Pflege- und Krankenkassen haben Pflegestützpunkte in einem Bundesland aufzubauen, wenn sich dieses Bundesland für Pflegestützpunkte entscheidet. Die Pflegestützpunkte müssen unabhängig sein und eine umfassende Beratung anbieten. Sie sollen ortsnah und gut erreichbar im Wohnviertel oder in der Kommune eingerichtet werden, damit pflegebedürftige Menschen und ihre Angehörigen das Beratungsangebot aufsuchen und nutzen können, ohne weite Wege zurücklegen zu müssen. Dabei können Pflegestützpunkte auch bei Leistungserbringern angesiedelt sein, wenn dies nicht zu einer unzulässigen Wettbewerbsverzerrung führt. So wäre ein Pflegestützpunkt sowohl neben einem Pflegedienst als auch in einem Ärztehaus denkbar.

Pflege- und Krankenkassen greifen beim Aufbau von Pflegestützpunkten auf vorhandene Angebote zurück. Funktionierende Strukturen sollen weder gefährdet noch zerstört, sondern einbezogen und ausgebaut werden. Die Mitarbeiterinnen und Mitarbeiter der bereits bestehenden Beratungsstellen können von den Kassen in die Pflegeberatung eingebunden werden, um Aufgaben zu übernehmen, wie zum Beispiel die Koordinierung und Vernetzung von Leistungsträgern und -angeboten.

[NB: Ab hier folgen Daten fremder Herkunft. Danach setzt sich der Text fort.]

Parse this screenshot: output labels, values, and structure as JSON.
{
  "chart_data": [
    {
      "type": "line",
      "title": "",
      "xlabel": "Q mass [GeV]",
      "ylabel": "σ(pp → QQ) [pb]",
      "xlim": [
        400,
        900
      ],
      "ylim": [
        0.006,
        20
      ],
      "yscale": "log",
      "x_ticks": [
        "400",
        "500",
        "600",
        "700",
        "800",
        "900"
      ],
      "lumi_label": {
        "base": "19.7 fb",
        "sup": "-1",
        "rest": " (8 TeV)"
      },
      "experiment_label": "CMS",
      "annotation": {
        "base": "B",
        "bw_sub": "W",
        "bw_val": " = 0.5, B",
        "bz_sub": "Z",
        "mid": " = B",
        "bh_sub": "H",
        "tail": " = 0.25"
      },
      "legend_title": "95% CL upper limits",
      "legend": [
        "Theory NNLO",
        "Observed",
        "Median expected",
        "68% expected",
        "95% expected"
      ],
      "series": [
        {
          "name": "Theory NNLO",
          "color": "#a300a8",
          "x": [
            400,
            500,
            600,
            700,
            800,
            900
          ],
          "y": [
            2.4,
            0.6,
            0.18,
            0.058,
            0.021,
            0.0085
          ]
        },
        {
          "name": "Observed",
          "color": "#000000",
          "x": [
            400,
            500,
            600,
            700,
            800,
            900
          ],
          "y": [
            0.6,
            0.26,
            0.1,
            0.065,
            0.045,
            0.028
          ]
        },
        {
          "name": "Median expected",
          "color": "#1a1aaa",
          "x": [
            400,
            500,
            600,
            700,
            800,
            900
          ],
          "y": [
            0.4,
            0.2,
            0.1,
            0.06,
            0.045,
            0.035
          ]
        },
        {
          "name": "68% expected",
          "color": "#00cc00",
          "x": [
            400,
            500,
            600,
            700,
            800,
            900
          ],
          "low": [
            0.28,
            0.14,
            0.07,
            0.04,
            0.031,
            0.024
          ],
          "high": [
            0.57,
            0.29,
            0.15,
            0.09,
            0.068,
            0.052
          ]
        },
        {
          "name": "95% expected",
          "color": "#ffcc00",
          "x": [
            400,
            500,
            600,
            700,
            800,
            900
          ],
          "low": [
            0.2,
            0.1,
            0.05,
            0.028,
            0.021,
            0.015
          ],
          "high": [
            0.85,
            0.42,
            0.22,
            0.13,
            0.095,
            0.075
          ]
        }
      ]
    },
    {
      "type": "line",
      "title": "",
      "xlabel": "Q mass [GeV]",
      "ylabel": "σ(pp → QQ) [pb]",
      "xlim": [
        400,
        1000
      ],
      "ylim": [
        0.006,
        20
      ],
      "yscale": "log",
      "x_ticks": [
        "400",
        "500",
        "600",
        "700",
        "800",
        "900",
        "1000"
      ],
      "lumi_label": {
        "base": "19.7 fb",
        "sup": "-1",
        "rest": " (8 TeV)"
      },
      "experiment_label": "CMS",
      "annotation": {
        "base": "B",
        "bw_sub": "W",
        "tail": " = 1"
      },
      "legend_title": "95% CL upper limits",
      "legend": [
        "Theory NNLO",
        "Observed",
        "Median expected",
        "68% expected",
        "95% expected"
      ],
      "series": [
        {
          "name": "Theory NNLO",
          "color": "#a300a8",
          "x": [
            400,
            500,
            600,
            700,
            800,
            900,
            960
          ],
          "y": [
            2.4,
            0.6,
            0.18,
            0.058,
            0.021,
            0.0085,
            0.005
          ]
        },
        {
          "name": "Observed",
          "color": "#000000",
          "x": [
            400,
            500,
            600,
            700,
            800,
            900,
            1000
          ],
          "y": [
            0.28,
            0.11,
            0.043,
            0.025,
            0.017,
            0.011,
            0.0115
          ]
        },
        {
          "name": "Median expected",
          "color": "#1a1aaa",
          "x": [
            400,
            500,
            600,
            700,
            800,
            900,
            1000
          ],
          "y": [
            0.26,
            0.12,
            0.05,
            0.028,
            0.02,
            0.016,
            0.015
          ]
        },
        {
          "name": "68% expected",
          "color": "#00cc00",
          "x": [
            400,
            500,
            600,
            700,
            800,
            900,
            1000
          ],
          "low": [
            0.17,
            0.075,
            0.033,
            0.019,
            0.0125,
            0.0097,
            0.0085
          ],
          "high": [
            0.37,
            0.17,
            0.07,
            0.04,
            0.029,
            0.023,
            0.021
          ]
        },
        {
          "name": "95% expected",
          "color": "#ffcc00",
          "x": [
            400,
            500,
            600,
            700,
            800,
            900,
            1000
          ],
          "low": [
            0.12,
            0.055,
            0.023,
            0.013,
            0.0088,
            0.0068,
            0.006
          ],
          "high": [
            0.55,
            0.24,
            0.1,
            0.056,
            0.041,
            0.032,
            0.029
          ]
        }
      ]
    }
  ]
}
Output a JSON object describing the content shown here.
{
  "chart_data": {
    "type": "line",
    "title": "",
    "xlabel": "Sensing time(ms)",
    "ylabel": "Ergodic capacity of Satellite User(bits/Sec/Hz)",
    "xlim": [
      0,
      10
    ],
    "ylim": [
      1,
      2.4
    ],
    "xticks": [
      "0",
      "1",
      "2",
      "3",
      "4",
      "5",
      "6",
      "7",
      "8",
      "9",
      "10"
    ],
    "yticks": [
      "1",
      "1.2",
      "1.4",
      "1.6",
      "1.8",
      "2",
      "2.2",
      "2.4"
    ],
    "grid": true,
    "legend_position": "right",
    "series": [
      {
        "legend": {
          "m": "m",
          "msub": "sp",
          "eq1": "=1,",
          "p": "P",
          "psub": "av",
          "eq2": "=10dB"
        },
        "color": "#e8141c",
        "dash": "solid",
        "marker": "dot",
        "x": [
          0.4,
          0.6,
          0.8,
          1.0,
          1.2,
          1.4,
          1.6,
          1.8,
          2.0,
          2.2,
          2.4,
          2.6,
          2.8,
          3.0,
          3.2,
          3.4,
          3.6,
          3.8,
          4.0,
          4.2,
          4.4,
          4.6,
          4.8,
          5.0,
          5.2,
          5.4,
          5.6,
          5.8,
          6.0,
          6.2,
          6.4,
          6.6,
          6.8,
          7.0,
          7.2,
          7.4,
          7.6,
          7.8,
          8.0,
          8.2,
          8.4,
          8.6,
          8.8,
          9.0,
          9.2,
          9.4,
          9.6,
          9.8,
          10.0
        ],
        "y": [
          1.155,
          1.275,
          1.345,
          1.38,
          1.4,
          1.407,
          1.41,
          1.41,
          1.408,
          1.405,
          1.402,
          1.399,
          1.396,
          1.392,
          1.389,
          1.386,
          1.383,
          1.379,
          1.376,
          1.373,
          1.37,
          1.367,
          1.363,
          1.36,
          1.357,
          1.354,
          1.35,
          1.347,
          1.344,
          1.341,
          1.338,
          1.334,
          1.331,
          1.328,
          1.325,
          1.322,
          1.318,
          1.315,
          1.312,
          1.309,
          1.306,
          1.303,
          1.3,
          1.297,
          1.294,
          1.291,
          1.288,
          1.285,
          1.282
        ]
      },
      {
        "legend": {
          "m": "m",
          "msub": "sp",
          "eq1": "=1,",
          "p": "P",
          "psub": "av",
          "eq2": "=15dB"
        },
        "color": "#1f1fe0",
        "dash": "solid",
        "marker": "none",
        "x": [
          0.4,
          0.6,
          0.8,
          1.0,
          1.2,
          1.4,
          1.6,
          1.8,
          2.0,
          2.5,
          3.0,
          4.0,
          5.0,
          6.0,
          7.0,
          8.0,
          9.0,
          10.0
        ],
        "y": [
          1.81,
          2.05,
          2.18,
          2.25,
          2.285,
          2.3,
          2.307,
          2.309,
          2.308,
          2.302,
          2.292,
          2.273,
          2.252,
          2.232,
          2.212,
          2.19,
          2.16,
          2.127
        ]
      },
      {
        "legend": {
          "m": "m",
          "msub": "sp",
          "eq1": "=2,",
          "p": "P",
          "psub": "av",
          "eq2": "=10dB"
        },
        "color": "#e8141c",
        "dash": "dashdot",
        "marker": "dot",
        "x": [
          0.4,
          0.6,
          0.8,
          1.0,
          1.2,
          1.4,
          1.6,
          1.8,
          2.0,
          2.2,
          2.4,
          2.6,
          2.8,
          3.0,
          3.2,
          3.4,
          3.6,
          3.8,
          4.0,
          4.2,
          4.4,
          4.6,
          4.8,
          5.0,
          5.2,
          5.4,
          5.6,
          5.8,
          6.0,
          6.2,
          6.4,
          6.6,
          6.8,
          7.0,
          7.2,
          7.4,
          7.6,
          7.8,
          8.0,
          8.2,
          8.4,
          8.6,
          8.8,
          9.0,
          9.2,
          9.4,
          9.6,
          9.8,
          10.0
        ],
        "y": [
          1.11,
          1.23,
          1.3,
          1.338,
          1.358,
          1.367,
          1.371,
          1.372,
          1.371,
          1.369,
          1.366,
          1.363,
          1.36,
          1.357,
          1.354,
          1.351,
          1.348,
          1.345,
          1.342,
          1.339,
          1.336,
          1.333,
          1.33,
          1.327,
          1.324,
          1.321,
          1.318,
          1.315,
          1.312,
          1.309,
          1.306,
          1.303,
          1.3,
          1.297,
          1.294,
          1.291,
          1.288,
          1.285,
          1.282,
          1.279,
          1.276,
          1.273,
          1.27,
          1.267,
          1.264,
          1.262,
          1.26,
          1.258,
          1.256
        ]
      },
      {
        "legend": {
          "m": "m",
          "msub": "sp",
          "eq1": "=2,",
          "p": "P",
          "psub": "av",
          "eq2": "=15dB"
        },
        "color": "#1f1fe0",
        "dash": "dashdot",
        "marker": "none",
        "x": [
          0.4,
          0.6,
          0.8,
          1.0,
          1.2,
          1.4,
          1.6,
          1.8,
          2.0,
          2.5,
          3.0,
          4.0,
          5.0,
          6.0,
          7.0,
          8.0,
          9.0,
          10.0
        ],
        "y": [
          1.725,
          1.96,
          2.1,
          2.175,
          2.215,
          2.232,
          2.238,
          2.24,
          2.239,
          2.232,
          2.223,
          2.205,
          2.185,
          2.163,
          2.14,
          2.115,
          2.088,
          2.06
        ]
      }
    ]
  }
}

Die für den Betrieb des Pflegestützpunktes erforderlichen Aufwendungen werden von den an den Verträgen beteiligten Kostenträgern gemeinsam auf Grund einer im Einzelfall auszuhandelnden Vereinbarung anteilig getragen. Um möglichst rasch einen bundesweiten Aufbau von Pflegestützpunkten voranzutreiben, gibt es aus dem Ausgleichsfonds der Pflegeversicherung eine Anschubfinanzierung von insgesamt 60 Mio. Euro. Je Pflegestützpunkt kann der Aufbau mit einem dem Bedarf entsprechenden Betrag von bis zu 45.000 Euro gefördert werden. Zusätzlich können 5.000 Euro zur Verfügung gestellt werden, wenn ehrenamtlich Tätige und Selbsthilfegruppen nachhaltig in die Tätigkeit des Pflegestützpunktes einbezogen werden.